Mon travail au Dispensaire Français
L’équité en santé n’est pas seulement un concept sur lequel j’écris — c’est quelque chose que je m’efforce de pratiquer. Je suis bénévole en tant que gynécologue au Dispensaire Français de Londres, une association qui offre des consultations médicales gratuites à la communauté francophone de Londres depuis 1867. Beaucoup des femmes que j’y reçois n’ont pas facilement accès à des soins gynécologiques par d’autres voies. Certaines sont arrivées récemment au Royaume-Uni et ne sont pas encore inscrites chez un généraliste.
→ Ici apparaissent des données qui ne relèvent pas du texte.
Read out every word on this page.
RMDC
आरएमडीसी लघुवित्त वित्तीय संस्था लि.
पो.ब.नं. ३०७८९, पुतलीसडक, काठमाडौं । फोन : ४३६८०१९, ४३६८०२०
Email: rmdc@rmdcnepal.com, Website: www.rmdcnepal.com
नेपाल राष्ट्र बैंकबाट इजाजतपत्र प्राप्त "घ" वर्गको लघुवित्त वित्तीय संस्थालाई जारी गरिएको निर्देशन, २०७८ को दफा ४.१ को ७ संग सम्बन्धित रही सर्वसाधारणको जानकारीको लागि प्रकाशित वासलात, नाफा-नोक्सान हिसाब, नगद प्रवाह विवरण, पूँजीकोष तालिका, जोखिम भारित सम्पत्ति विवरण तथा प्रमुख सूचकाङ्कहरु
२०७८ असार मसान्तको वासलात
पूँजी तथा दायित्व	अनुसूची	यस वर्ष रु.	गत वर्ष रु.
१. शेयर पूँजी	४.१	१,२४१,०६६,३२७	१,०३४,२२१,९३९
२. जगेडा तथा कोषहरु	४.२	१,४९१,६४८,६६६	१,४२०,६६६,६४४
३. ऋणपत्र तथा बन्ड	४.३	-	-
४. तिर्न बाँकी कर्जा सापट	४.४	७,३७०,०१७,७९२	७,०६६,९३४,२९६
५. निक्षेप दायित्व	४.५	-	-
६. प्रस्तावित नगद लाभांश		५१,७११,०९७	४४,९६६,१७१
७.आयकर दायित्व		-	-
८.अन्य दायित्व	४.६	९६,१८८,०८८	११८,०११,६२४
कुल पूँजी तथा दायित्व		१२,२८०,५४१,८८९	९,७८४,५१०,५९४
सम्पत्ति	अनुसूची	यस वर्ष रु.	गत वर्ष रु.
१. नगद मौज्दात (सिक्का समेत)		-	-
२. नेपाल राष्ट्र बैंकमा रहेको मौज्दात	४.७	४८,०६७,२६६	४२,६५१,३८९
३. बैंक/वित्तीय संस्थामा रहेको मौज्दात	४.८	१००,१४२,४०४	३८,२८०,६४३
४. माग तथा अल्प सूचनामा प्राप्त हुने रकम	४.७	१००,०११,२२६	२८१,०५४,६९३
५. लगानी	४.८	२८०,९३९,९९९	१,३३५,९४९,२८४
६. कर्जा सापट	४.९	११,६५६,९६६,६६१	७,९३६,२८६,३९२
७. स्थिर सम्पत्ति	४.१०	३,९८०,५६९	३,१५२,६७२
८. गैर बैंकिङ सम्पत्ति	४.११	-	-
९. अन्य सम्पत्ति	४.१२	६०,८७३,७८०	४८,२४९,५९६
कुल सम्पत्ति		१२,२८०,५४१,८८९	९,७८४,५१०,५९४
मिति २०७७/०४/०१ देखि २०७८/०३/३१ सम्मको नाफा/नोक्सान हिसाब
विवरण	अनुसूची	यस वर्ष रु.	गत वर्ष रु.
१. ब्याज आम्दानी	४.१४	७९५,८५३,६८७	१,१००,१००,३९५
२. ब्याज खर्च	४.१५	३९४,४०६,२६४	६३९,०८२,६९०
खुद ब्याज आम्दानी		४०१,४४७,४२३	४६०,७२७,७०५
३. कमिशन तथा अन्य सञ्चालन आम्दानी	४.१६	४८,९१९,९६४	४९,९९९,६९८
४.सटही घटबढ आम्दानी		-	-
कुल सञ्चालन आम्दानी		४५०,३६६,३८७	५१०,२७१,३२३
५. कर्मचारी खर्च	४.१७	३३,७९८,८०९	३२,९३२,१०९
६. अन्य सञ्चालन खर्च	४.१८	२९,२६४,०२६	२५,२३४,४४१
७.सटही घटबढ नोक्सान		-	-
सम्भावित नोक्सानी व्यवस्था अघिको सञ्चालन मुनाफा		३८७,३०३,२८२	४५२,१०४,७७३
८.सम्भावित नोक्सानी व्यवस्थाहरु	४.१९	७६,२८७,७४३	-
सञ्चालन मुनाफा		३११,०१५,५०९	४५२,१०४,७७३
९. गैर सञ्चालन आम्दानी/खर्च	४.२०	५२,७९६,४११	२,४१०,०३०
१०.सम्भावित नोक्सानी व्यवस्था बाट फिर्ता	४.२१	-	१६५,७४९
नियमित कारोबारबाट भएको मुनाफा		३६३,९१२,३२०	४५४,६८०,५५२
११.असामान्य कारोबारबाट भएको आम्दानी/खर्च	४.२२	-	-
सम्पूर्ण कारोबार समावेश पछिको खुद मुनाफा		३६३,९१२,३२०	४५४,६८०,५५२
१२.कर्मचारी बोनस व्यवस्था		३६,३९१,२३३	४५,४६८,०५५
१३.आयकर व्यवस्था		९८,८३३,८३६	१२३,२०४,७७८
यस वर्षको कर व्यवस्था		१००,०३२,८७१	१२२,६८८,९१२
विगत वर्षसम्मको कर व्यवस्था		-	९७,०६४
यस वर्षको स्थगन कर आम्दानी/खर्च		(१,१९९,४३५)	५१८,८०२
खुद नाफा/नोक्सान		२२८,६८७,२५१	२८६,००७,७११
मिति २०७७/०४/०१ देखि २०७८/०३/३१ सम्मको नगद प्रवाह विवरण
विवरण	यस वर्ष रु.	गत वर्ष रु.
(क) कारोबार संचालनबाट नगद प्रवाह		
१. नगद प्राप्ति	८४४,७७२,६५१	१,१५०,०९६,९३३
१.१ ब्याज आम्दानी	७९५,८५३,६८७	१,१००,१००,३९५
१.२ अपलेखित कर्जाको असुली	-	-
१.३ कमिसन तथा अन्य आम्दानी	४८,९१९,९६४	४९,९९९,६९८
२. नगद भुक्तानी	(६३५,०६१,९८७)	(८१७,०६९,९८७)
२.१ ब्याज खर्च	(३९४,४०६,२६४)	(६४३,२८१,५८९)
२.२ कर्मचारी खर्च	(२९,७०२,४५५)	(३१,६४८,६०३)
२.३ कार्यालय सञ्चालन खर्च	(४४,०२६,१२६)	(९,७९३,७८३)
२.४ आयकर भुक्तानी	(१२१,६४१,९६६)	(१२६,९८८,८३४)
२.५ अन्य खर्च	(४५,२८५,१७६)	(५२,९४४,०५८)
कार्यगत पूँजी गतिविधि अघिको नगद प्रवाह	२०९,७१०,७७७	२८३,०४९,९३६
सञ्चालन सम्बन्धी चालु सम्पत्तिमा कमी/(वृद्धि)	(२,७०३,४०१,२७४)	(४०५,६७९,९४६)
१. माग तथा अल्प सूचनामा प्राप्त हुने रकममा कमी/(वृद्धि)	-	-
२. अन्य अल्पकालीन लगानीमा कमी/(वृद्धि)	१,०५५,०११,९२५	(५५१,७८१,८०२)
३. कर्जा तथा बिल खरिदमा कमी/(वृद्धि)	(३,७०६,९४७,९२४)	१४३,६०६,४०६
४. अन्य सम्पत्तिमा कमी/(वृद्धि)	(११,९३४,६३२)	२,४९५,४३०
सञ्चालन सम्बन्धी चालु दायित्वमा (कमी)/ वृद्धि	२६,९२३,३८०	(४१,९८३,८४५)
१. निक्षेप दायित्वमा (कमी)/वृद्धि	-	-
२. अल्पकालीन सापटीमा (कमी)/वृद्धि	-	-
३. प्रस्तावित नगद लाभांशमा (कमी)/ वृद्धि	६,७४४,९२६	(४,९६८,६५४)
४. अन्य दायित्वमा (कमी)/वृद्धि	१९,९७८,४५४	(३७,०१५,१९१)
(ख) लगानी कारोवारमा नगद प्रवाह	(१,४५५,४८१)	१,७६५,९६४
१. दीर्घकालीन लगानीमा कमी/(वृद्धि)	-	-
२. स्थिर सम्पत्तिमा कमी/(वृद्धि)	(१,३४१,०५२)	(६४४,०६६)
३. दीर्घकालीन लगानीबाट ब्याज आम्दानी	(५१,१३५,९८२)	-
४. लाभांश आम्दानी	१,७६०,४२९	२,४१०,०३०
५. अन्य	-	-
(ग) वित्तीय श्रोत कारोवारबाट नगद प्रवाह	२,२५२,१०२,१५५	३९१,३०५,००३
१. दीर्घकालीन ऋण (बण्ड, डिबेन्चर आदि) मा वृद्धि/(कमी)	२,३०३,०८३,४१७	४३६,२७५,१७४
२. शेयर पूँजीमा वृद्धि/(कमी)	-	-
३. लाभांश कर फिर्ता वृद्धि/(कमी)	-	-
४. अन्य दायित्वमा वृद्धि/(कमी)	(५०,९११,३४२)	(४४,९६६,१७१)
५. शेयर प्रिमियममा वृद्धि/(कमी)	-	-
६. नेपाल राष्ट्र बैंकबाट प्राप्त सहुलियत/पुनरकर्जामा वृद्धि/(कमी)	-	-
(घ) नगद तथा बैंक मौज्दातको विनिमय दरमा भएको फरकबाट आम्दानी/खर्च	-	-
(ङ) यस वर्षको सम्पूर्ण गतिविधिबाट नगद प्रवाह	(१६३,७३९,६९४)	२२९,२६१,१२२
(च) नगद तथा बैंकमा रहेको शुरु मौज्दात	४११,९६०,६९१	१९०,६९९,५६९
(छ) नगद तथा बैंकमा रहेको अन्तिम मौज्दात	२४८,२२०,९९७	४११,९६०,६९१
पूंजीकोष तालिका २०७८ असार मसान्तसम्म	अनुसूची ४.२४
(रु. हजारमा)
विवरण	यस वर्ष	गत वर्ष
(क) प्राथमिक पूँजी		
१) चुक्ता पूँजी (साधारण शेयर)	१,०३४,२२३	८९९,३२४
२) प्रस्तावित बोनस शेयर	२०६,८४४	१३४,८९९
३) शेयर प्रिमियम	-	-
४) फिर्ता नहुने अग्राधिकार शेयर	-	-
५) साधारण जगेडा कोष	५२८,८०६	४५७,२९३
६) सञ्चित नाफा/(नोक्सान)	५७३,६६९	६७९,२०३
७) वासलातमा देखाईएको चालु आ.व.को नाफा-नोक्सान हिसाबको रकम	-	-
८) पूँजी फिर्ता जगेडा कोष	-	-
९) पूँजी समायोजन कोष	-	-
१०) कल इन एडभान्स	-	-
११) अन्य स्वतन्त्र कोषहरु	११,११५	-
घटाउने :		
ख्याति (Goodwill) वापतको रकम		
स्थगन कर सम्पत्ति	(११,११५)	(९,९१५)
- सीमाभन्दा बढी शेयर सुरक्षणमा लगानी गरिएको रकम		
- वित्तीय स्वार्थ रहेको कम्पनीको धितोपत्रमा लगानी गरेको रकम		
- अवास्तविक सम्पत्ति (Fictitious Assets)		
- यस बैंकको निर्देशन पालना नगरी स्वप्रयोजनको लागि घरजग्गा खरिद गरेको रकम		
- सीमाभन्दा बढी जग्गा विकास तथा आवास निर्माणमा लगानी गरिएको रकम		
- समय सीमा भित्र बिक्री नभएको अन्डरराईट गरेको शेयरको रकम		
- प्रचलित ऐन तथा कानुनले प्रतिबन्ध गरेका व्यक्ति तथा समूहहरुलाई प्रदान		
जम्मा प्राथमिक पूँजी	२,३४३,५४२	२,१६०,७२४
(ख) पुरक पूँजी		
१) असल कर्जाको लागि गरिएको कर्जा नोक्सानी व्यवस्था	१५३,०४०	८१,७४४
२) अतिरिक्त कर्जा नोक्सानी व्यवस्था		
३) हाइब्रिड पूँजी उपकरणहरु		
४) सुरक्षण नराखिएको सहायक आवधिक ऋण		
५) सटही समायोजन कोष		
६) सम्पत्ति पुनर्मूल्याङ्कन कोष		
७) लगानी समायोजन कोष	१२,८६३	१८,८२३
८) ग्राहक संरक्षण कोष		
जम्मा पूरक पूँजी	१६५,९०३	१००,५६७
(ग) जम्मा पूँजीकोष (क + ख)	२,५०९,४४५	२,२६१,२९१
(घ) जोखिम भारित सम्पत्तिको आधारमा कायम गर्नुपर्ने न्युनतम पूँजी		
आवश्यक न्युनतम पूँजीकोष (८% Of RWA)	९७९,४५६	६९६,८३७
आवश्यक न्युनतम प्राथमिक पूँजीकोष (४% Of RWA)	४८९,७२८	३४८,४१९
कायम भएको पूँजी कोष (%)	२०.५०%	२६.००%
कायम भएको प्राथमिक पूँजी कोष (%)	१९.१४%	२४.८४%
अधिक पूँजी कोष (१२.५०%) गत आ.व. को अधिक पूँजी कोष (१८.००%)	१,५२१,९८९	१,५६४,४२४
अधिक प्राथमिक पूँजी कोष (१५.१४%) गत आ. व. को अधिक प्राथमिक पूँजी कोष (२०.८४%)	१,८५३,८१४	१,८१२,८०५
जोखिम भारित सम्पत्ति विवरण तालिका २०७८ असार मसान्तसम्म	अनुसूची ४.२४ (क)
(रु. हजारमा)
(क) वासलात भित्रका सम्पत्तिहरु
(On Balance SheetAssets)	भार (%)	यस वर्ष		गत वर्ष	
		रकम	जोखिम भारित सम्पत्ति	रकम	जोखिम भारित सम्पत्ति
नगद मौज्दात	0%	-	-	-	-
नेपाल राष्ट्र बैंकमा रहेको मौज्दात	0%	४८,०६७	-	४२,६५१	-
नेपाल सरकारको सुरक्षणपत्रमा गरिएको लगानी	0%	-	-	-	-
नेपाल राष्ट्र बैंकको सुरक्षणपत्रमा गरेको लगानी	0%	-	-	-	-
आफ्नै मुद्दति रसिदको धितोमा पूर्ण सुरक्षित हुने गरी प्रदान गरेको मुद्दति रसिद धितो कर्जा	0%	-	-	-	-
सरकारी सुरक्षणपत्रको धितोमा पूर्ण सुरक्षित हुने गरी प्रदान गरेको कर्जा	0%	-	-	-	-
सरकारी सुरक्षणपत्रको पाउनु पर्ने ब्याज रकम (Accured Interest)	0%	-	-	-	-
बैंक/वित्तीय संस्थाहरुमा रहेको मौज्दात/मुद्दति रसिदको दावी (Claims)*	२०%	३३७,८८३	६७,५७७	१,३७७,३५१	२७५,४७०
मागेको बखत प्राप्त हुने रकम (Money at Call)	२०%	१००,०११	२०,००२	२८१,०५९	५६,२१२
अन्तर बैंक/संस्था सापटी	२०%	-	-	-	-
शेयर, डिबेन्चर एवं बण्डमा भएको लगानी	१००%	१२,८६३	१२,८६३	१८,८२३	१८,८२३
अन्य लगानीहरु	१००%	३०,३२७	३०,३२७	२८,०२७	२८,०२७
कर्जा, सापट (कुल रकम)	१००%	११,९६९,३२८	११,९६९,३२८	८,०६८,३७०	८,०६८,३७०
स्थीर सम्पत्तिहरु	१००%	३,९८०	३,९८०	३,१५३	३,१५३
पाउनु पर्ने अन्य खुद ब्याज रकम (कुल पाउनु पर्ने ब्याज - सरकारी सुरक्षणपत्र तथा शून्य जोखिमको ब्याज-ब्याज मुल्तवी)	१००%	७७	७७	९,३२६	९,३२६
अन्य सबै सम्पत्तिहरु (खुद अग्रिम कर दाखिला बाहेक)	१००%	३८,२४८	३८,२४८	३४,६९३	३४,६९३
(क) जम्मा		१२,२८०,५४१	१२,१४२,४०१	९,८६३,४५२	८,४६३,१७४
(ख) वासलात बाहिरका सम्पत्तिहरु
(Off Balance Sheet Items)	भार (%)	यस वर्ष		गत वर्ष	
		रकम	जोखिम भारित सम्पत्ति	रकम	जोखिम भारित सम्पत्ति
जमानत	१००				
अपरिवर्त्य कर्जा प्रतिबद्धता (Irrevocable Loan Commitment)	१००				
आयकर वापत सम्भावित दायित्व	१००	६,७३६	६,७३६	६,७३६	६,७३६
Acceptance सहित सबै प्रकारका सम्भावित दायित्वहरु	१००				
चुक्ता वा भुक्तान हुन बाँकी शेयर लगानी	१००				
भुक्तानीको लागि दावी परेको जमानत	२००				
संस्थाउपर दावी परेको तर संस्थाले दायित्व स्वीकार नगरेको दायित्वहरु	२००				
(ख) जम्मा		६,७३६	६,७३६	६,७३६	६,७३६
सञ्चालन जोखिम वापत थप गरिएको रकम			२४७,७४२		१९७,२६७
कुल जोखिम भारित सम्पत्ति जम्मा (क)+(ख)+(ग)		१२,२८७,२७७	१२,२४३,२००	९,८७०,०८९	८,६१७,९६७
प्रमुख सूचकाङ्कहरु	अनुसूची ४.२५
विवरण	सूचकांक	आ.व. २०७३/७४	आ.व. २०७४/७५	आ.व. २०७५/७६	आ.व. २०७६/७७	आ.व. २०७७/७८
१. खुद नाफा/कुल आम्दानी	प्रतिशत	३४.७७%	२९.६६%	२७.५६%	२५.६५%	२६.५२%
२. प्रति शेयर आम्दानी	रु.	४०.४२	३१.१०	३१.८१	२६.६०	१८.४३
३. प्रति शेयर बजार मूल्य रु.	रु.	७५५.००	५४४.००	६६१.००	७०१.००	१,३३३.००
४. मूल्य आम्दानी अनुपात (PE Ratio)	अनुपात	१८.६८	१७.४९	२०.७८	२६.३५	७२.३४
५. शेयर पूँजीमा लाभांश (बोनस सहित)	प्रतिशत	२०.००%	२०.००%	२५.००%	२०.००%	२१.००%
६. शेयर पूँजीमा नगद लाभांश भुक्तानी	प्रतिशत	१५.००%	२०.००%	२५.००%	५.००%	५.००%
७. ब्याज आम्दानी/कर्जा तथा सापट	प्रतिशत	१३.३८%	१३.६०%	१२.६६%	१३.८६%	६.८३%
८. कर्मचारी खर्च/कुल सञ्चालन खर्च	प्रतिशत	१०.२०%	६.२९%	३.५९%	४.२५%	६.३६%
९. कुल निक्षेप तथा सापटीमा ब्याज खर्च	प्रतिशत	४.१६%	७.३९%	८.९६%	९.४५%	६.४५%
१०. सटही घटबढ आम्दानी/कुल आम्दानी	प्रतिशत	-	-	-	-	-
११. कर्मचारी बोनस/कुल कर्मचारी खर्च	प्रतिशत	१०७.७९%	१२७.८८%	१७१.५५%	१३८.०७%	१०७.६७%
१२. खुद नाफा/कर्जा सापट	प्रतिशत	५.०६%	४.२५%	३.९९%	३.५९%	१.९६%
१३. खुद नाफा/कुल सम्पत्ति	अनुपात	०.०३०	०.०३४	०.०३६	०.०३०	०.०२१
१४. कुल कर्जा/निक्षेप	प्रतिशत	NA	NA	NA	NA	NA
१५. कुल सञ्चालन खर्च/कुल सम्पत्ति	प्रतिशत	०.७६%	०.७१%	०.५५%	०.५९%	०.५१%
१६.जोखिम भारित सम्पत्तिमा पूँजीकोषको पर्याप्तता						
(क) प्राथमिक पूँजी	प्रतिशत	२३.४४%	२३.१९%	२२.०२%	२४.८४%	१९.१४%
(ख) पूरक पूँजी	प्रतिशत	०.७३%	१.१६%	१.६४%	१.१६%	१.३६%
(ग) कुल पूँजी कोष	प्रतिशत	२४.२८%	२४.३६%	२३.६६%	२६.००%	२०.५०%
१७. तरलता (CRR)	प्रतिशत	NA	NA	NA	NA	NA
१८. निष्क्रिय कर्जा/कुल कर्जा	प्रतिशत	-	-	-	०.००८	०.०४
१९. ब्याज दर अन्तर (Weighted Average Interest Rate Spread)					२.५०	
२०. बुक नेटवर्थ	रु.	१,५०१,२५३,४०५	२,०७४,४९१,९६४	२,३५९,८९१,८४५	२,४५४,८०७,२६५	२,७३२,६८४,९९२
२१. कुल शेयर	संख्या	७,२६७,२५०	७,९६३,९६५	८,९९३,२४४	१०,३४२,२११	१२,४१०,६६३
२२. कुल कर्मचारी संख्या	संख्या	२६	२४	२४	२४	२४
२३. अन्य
D’autres sont sans papiers, sans assurance, ou simplement incapables de naviguer dans un système qui n’a pas été conçu pour elles.
Au Dispensaire, j’assure des consultations couvrant le dépistage cervical, le conseil en contraception, la prise en charge de la ménopause et les bilans gynécologiques généraux — la même qualité de soins que celle que j’offre dans ma pratique privée, mais gratuitement. C’est l’une des facettes les plus enrichissantes de mon travail, car elle me ramène à la raison fondamentale pour laquelle je suis devenue médecin : aider les femmes qui en ont besoin, quelles que soient leurs circonstances.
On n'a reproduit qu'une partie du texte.